Does the Age of Career Decision-Making Matter? Accounting for Teacher's Job Commitment in Taiwan

Monday, 11 July 2016: 14:35
Location: Hörsaal BIG 2 (Main Building)
Oral Presentation
Wan-Chi CHEN, Department of Sociology, National Taipei University, Taiwan
Accounting for teacher's job commitment, does the age of career decision-making matter? Before 1994, teacher education in Taiwan has been largely controlled and monopolized by the government. Through institutional arrangements such as tuition-free teacher education, future job guarantee and stability, teacher's colleges attract many teenages at the age of 15 or 18. However, examination-oriented educational environment in Taiwan did not provide much chance for youths to explore one's aptitude. It also commonly seen that decisions on fields of study have been influenced or even determined by the parents. In this case, the decision on attending teacher's college almost determines lifelong careers.
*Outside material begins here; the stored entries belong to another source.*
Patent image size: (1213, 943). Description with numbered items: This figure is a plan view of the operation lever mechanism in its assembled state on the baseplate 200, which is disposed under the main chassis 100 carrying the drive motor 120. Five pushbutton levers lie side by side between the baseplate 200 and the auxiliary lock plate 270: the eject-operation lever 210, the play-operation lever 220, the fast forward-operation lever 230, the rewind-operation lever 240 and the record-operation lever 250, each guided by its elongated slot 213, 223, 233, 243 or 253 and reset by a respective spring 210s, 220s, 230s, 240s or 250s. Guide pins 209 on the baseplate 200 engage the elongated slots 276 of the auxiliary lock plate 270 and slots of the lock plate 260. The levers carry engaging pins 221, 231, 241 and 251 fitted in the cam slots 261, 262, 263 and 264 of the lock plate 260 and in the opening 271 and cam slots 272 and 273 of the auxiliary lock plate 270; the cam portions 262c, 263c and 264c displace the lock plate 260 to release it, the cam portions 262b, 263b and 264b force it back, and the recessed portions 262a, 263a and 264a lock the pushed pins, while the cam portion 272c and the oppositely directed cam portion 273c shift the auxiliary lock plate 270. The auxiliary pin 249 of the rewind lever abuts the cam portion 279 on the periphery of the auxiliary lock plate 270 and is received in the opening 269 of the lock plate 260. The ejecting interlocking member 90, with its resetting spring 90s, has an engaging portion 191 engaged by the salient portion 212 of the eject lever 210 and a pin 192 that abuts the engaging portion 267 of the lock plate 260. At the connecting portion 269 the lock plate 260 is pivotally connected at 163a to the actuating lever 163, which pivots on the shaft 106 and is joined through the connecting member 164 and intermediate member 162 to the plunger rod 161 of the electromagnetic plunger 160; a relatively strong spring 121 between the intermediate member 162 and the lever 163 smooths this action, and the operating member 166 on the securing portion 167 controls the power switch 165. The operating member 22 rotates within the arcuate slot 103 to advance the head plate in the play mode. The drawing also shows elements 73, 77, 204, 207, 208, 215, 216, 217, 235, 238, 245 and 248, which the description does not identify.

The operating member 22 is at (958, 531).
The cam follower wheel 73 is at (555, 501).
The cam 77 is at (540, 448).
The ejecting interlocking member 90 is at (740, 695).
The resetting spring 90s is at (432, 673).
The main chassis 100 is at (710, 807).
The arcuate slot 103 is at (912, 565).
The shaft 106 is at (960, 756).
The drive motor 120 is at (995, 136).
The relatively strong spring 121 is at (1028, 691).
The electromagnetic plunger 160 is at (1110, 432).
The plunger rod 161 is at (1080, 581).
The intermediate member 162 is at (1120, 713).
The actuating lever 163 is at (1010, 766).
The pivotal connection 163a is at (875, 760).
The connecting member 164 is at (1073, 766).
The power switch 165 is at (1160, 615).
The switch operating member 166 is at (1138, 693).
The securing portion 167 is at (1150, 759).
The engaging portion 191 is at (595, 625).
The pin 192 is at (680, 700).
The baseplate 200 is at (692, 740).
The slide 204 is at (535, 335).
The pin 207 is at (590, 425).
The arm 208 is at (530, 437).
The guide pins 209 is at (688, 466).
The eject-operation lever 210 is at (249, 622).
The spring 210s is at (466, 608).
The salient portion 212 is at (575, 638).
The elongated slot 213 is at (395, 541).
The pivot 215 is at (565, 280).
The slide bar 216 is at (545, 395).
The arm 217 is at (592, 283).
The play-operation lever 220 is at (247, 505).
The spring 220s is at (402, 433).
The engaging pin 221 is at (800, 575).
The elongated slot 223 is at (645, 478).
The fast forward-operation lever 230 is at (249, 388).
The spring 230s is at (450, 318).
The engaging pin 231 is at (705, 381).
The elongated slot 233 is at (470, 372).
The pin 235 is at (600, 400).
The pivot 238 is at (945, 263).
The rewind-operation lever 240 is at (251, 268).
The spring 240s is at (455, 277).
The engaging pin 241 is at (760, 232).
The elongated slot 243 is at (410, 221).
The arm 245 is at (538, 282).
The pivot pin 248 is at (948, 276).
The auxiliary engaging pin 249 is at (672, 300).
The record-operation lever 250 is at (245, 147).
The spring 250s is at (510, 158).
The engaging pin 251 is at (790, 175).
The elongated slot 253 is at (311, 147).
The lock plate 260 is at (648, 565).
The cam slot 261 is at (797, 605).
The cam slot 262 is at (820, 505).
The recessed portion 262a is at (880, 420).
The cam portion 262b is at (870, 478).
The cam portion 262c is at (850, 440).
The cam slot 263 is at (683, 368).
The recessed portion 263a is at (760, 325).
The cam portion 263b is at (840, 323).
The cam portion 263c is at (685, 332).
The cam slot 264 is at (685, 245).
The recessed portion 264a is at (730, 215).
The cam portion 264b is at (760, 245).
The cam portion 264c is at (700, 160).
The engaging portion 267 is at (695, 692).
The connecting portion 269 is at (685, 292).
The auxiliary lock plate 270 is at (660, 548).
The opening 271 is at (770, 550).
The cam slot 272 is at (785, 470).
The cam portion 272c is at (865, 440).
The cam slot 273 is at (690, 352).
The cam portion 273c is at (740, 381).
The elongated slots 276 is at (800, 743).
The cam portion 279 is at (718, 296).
Using data from Taiwan Education Panel Survey, this study investigates whether the age of career decision-making among middle school teachers has any impact on their job commitment. It is hypothesized that career decision-making at a younger age in the job-guarantee system in Taiwan before the 1994 reform is unfavorable to job commitment among these prospective teachers, which in turn affects students' performace. It is possible that the rigidity of institutional arrangements prevents youths from a self-determination process. When extrinsic motivation outweighs intrinsic motivation, lack of intrinsic motivation is detrimental to job commitment as well as teaching efficiency.